Parlabane recalled his astonishment when Spammy gave up weed, a pragmatic development of the smoking ban. It had proven to be a temporary aberration, but he wondered about how things stood now, given the new girlfriend, the shorn locks and the shirt that didn’t even look slept in.
‘Damien never touched it,’ Spammy reflected. ‘Wouldnae do anything if he thought it might affect how he played. Honestly, if the guy thought having too many hand-shandies detracted from his picking, he’d just have bought looser jeans for his swelling balls. All about the music, that boy.’
‘And what about the drummer?’
Spammy responded with a baffled expression, like he didn’t understand the question.
‘He was a fuckin’ drummer,’ he said with a hint of exasperation. ‘What else do you need to know?’
‘Fair enough.’
‘I got on fine with all of them, to be honest,’ Spammy went on, lathering Tabasco sauce on to the mass of haggis and black pudding he had been patiently combining with the edge of his fork. ‘Apart from Maxi, that is. Things got a bit strained with him because he could kid on to everybody else that he knew what he was doing, but he was acutely aware that I knew he was busking it. Ungrateful bastard, given how much I saved him from himself. You should have heard some of the things he was considering to give the impression he was full of bright ideas.’

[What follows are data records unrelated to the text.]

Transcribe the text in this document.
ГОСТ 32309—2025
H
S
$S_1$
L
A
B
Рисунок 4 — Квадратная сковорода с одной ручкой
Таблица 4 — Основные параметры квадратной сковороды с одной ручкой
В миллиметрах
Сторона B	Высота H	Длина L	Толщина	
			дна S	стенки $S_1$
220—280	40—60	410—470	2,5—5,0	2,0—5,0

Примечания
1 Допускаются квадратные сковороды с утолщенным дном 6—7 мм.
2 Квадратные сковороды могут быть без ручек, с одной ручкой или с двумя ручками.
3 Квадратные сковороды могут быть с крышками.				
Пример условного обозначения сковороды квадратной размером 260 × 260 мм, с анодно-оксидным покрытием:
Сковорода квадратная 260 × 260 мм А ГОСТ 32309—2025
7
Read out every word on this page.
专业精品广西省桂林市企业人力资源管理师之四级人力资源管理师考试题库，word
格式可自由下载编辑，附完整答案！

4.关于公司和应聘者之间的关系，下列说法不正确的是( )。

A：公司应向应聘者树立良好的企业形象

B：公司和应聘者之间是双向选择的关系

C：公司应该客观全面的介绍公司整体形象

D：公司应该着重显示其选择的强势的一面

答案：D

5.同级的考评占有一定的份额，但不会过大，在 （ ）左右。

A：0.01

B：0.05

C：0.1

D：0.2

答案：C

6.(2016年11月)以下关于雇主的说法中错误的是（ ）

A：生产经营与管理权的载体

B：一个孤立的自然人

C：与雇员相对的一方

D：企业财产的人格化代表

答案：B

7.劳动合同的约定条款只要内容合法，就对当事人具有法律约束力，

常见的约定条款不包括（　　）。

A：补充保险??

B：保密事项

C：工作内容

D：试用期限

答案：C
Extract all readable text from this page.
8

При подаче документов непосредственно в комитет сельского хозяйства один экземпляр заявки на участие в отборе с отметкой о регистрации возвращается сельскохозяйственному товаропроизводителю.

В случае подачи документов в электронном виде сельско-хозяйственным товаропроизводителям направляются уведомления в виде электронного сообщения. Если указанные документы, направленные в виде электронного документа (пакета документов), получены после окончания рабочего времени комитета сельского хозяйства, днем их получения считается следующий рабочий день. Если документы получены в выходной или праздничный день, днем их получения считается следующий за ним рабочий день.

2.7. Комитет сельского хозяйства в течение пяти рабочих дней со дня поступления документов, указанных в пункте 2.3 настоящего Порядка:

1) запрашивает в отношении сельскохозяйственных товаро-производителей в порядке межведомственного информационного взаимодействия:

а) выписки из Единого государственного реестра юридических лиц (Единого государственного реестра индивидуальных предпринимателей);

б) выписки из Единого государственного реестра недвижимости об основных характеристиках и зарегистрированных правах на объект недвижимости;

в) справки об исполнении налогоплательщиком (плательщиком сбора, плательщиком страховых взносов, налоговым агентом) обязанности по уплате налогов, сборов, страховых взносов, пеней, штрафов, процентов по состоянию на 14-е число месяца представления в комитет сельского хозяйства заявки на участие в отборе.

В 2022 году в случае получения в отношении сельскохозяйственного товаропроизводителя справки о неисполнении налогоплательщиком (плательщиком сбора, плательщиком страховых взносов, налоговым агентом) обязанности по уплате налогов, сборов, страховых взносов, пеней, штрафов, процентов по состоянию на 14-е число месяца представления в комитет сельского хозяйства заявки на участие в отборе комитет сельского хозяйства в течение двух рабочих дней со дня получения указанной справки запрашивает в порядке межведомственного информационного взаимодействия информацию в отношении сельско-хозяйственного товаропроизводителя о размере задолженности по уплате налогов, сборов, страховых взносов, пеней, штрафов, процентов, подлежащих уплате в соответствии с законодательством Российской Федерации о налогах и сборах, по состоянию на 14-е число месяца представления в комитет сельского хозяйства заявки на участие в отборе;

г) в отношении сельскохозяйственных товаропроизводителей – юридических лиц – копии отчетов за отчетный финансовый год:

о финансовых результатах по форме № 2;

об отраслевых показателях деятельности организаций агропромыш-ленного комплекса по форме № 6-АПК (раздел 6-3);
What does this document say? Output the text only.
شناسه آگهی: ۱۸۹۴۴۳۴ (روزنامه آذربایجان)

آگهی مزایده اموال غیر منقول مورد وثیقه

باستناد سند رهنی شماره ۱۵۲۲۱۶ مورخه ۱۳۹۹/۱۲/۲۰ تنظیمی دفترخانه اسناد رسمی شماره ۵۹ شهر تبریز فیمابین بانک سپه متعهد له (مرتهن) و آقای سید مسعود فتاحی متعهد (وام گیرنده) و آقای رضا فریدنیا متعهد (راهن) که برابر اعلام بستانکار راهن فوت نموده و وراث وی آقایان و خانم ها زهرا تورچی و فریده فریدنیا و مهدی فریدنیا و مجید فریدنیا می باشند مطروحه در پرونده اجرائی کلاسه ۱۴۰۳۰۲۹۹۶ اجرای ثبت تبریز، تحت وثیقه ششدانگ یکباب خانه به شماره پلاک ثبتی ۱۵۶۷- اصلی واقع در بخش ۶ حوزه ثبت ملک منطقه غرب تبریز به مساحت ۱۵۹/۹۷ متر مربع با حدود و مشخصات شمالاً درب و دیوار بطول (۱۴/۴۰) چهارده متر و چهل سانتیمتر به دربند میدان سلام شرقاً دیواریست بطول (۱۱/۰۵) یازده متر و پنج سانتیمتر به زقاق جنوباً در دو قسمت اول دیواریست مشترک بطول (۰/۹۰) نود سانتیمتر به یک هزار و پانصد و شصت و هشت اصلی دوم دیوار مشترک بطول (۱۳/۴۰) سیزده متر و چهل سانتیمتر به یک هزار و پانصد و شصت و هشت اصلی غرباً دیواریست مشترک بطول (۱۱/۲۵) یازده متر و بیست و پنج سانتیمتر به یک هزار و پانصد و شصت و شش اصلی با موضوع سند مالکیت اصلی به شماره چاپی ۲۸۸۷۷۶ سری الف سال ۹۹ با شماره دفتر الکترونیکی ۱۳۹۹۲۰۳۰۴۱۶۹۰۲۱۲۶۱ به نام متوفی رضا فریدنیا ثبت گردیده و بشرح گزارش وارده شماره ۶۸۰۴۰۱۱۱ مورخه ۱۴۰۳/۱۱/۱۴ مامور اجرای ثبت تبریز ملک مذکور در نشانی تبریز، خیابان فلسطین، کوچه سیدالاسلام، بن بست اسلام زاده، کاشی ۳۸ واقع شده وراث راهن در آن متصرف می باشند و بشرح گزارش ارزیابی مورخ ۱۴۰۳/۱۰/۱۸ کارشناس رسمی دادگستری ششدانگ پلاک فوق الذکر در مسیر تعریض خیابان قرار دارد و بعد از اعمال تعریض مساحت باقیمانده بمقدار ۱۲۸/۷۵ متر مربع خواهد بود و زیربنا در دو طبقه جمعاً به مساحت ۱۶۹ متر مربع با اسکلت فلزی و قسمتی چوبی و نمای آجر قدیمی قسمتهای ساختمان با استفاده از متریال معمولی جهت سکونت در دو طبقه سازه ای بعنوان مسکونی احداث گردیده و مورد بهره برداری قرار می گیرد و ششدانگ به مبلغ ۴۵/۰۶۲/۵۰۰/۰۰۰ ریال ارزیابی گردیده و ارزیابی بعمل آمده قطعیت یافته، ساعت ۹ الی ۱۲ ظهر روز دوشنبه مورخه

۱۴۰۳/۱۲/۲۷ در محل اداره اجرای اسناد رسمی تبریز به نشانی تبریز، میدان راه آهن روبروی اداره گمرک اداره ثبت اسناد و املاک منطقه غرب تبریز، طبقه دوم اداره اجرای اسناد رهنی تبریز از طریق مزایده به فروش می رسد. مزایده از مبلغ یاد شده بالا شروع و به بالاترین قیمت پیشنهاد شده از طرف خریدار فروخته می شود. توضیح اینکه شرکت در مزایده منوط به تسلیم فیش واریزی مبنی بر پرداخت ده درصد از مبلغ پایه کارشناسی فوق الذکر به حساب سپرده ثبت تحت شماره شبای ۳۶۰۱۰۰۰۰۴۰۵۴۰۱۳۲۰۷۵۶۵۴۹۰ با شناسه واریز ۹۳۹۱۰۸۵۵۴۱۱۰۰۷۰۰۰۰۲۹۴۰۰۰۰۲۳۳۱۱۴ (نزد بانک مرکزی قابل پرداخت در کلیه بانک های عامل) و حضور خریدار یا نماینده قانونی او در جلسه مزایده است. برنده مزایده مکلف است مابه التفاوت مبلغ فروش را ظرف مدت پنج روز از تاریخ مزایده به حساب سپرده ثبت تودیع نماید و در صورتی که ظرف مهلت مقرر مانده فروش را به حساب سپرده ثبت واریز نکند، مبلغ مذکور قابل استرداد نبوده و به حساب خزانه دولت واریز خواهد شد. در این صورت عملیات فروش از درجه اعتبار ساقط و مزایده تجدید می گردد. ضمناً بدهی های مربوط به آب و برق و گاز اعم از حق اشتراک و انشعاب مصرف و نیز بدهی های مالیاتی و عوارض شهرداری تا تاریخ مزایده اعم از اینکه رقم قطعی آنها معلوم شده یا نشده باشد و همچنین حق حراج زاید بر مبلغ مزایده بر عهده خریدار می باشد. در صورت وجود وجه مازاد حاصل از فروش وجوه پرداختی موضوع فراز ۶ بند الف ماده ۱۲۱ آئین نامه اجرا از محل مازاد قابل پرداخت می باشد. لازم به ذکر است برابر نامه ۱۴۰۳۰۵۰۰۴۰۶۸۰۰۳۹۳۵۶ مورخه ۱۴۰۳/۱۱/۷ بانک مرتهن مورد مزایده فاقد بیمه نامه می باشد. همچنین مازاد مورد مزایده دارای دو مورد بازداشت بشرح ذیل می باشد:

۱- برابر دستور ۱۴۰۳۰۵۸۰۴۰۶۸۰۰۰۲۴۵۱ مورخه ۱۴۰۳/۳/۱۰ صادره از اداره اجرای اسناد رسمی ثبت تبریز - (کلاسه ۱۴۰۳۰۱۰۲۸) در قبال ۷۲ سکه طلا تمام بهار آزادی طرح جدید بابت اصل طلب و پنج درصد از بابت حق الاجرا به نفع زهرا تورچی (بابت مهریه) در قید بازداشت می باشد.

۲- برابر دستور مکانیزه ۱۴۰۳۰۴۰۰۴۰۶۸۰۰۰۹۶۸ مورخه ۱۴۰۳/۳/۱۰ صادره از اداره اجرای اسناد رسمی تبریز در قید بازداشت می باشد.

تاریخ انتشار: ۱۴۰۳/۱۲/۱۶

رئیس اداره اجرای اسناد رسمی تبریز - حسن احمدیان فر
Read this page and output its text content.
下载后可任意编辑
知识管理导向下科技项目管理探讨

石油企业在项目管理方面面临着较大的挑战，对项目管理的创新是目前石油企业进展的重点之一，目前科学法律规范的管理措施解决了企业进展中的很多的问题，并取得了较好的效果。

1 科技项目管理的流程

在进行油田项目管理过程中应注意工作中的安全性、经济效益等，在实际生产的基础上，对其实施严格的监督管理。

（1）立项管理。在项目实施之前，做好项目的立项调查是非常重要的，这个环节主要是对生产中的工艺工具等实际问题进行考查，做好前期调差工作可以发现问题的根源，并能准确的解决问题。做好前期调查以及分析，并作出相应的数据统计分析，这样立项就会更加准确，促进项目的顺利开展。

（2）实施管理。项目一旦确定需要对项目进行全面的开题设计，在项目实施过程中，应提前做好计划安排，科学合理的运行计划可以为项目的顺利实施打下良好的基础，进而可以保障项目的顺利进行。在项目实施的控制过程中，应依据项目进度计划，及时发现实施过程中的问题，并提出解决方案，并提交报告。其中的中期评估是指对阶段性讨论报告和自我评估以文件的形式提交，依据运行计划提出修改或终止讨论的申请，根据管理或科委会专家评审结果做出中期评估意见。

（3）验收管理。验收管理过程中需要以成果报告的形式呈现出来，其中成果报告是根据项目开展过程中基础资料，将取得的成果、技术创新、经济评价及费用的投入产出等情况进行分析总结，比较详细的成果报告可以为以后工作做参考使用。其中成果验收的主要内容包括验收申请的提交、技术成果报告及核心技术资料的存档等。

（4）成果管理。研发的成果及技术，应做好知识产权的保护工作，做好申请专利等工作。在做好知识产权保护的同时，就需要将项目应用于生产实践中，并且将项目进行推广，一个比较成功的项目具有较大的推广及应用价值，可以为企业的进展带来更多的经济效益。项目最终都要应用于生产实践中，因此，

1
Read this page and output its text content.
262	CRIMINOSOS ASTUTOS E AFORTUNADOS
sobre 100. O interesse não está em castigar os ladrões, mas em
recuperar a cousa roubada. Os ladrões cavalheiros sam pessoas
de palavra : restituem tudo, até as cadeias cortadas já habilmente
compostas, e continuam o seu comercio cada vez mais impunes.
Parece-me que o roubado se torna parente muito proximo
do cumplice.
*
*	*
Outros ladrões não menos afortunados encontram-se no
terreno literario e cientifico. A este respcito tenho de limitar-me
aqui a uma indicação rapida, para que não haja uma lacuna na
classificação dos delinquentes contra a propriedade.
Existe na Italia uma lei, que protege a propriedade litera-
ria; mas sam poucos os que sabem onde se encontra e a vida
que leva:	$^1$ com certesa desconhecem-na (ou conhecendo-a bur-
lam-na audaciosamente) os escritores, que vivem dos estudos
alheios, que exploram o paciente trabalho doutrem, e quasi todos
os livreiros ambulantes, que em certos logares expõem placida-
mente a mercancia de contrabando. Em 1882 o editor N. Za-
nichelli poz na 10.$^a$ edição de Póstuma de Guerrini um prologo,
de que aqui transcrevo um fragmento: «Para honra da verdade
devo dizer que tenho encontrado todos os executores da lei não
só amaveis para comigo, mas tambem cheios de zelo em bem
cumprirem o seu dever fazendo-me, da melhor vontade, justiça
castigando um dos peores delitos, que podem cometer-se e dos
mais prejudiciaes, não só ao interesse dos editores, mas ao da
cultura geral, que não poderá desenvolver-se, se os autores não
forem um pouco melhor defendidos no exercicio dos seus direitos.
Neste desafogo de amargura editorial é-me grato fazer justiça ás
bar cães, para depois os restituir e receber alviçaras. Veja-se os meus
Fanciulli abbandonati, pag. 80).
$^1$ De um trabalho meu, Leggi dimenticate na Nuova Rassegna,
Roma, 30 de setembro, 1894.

‘Like what?’ Parlabane asked, intrigued.
‘He brought in a saw player at one point. A fuckin’ saw player. Daft fud had been listening to Mercury Rev or something. Maxi came out with some pish about wanting sounds that were elemental. I’m thinking, Away outside and record the fuckin’ wind, then. But no, he’s for a saw player. This fudnugget fronts up: a professional saw player. It says it on his card. Who the fuck is a professional saw player?’
Spammy shook his head and scooped a forkful of the haggis/pudding/Tabasco abomination into his mouth. He looked like his professional sensibilities still remained affronted these five years later.
‘So I take it the saw-playing never made the final mix?’
‘Final mix? I never even pressed Record on the cunt. I’d have given him a fair shout if he hadnae taken himself so seriously. How can you take yourself so seriously when you wobble a fuckin’ saw and call yourself a musician? Anyway, it didnae end well. Bit of an atmo, you know?’
Spammy’s grin told Parlabane that, however it had ended, it had been by his design and to his liking.
‘What happened?’
‘Saw Boy finished doing his piece and he asked if we wanted him to do anything else. I says, aye, could you take a centimetre aff the bottom of that door there that keeps sticking on the new carpet? Cunt went mental.’
Parlabane did well not to spit his coffee all over his hamburger. He might have shorn his locks, but he wasn’t Samson unmanned. Spammy was still Spammy. Parlabane could have sat listening to him all day, a reassuring reminder of better times. He had a job to do, though, and there was something else he needed the gen on.
‘What can you tell me about Bad Candy?’
Spammy fixed him with an evaluating gaze. He had known Parlabane long enough to be aware he usually had an agenda, and he had clearly arrived at it.
‘The tour promoters? Their star’s on the rise, I know that much. They’ve come a long way and they’re not really Bad Candy any more. Well, they are in some ways,’ he added.
Parlabane wasn’t sure whether he was being teasingly vague or whether this was just a result of the way Spammy’s brain ordered the information.
‘Not the same how?’
‘They were a British promoter, but they got gobbled up by a big German company. The Germans liked the handle, though, so they changed the name of their
own
firm. Sounded more rock ’n’ roll than whatever the hell they were called, not to mention more international.’